- 著者
-
内田 照雄
- 出版者
- 摂南大学
- 雑誌
- 基盤研究(C)
- 巻号頁・発行日
- 1998
本研究は、測定時間の大幅な短縮をはかりかつ分光強度パターンと蛍光寿命パターンを同時測定するため,光源の二重振幅変調と高速撮像素子としてのイメージインテンシファイヤーの利得変調方式を併用した検出器内部ヘテロダイン検出法を考案し,その理論的解析を行なった。さらに,装置の試作を行い、装置の動作確認を行なった。まず、イ)高速撮像素子としてのイメージインテンシファイヤー、ロ)レーザ、ハ)2台のAO変調器、ニ)3種類の変調用正弦波発信器,ホ)タイミング回路、ヘ)I.I.の蛍光面画像撮像用CCDカメラ、ト)パソコンからなる装置の試作を行った。レーザとしては小型空冷アルゴンイオンレーザを用い、2個の直列に配置したAO変調器を二重に正弦波変調を行い、蛍光試料を変調励起する。この変調信号とわずかに異なる変調信号でイメージインテンシファイヤーの利得変調を行った。2個のAO変調器(No.0とNo.1)のうちNo.1のAO変調器はNo.0のAO変調器(変調周波数 f_0=20.0000MHz)とイメージインテンシファイヤーの利得変調周波数(f_2=19.9990MHz)の差の周波数(f_1=1kHz)の正弦波で変調される。たとえ,f_0,f_2の周波数が時間的に若干変動してもf_1は常にf_0とf_2の差となるように,ミキサー回路を用いた。この結果CCDからは,No.1のAO変調器による変調をOFFにすることにより,通常のDC蛍光像が得られる。

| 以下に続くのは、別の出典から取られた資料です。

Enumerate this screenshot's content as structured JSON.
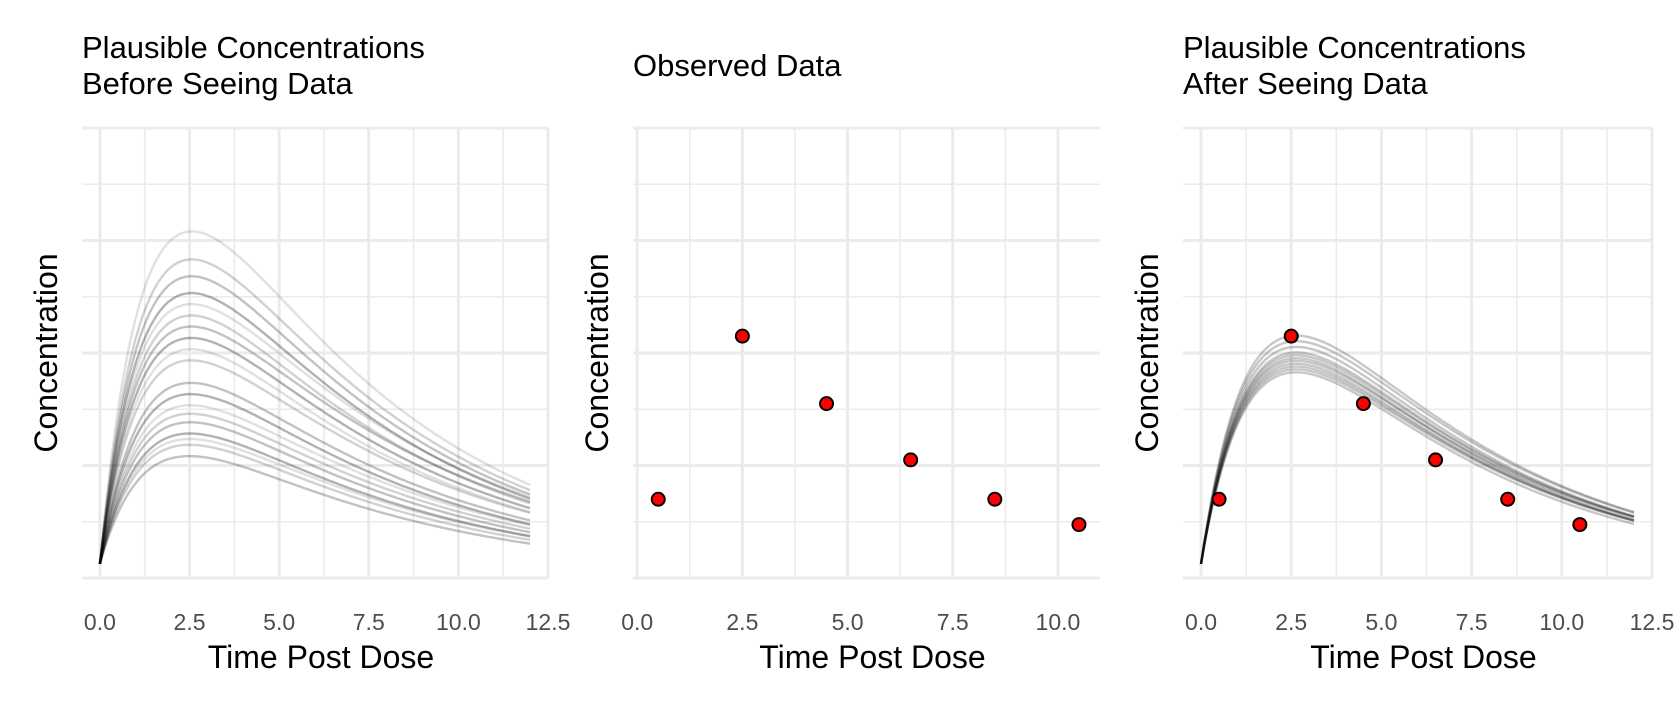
{
  "chart_data": [
    {
      "type": "line",
      "title_lines": [
        "Plausible Concentrations",
        "Before Seeing Data"
      ],
      "xlabel": "Time Post Dose",
      "ylabel": "Concentration",
      "xlim": [
        -0.5,
        12.5
      ],
      "ylim": [
        0,
        1.6
      ],
      "x_ticks": [
        "0.0",
        "2.5",
        "5.0",
        "7.5",
        "10.0",
        "12.5"
      ],
      "y_tick_labels_shown": false,
      "grid": true,
      "series_style": "many semi-transparent black curves (prior draws)",
      "curves_peak_value_range": [
        0.4,
        1.2
      ],
      "curves_peak_time": 2.6,
      "curves": [
        {
          "peak": 1.2,
          "c12": 0.22
        },
        {
          "peak": 1.1,
          "c12": 0.21
        },
        {
          "peak": 1.04,
          "c12": 0.2
        },
        {
          "peak": 0.98,
          "c12": 0.19
        },
        {
          "peak": 0.94,
          "c12": 0.2
        },
        {
          "peak": 0.9,
          "c12": 0.18
        },
        {
          "peak": 0.86,
          "c12": 0.19
        },
        {
          "peak": 0.82,
          "c12": 0.17
        },
        {
          "peak": 0.78,
          "c12": 0.16
        },
        {
          "peak": 0.74,
          "c12": 0.16
        },
        {
          "peak": 0.66,
          "c12": 0.14
        },
        {
          "peak": 0.62,
          "c12": 0.13
        },
        {
          "peak": 0.58,
          "c12": 0.13
        },
        {
          "peak": 0.55,
          "c12": 0.12
        },
        {
          "peak": 0.52,
          "c12": 0.11
        },
        {
          "peak": 0.48,
          "c12": 0.1
        },
        {
          "peak": 0.46,
          "c12": 0.1
        },
        {
          "peak": 0.44,
          "c12": 0.09
        },
        {
          "peak": 0.4,
          "c12": 0.08
        }
      ]
    },
    {
      "type": "scatter",
      "title_lines": [
        "Observed Data"
      ],
      "xlabel": "Time Post Dose",
      "ylabel": "Concentration",
      "xlim": [
        -0.1,
        11.0
      ],
      "ylim": [
        0,
        1.6
      ],
      "x_ticks": [
        "0.0",
        "2.5",
        "5.0",
        "7.5",
        "10.0"
      ],
      "y_tick_labels_shown": false,
      "grid": true,
      "point_color": "#ff0000",
      "points": [
        {
          "x": 0.5,
          "y": 0.28
        },
        {
          "x": 2.5,
          "y": 0.86
        },
        {
          "x": 4.5,
          "y": 0.62
        },
        {
          "x": 6.5,
          "y": 0.42
        },
        {
          "x": 8.5,
          "y": 0.28
        },
        {
          "x": 10.5,
          "y": 0.19
        }
      ]
    },
    {
      "type": "line",
      "title_lines": [
        "Plausible Concentrations",
        "After Seeing Data"
      ],
      "xlabel": "Time Post Dose",
      "ylabel": "Concentration",
      "xlim": [
        -0.5,
        12.5
      ],
      "ylim": [
        0,
        1.6
      ],
      "x_ticks": [
        "0.0",
        "2.5",
        "5.0",
        "7.5",
        "10.0",
        "12.5"
      ],
      "y_tick_labels_shown": false,
      "grid": true,
      "series_style": "many semi-transparent black curves (posterior draws)",
      "curves_peak_time": 2.7,
      "curves": [
        {
          "peak": 0.83,
          "c12": 0.15
        },
        {
          "peak": 0.81,
          "c12": 0.15
        },
        {
          "peak": 0.79,
          "c12": 0.14
        },
        {
          "peak": 0.77,
          "c12": 0.14
        },
        {
          "peak": 0.76,
          "c12": 0.14
        },
        {
          "peak": 0.75,
          "c12": 0.13
        },
        {
          "peak": 0.74,
          "c12": 0.14
        },
        {
          "peak": 0.73,
          "c12": 0.13
        },
        {
          "peak": 0.72,
          "c12": 0.13
        },
        {
          "peak": 0.71,
          "c12": 0.13
        },
        {
          "peak": 0.7,
          "c12": 0.12
        }
      ],
      "point_color": "#ff0000",
      "points": [
        {
          "x": 0.5,
          "y": 0.28
        },
        {
          "x": 2.5,
          "y": 0.86
        },
        {
          "x": 4.5,
          "y": 0.62
        },
        {
          "x": 6.5,
          "y": 0.42
        },
        {
          "x": 8.5,
          "y": 0.28
        },
        {
          "x": 10.5,
          "y": 0.19
        }
      ]
    }
  ]
}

また,No.1のAO変調器による変調がONの状態におけるCCDの蛍光像から,OFF時の蛍光像信号を差し引くことにより,蛍光寿命情報すなわち蛍光寿命パターンが一括して得られる。アクリジンオレンジ等標準蛍光試料測定により,nsオーダの蛍光寿命が計測可能であることが分かった。蛍光像信号のSN比向上が今後の課題である。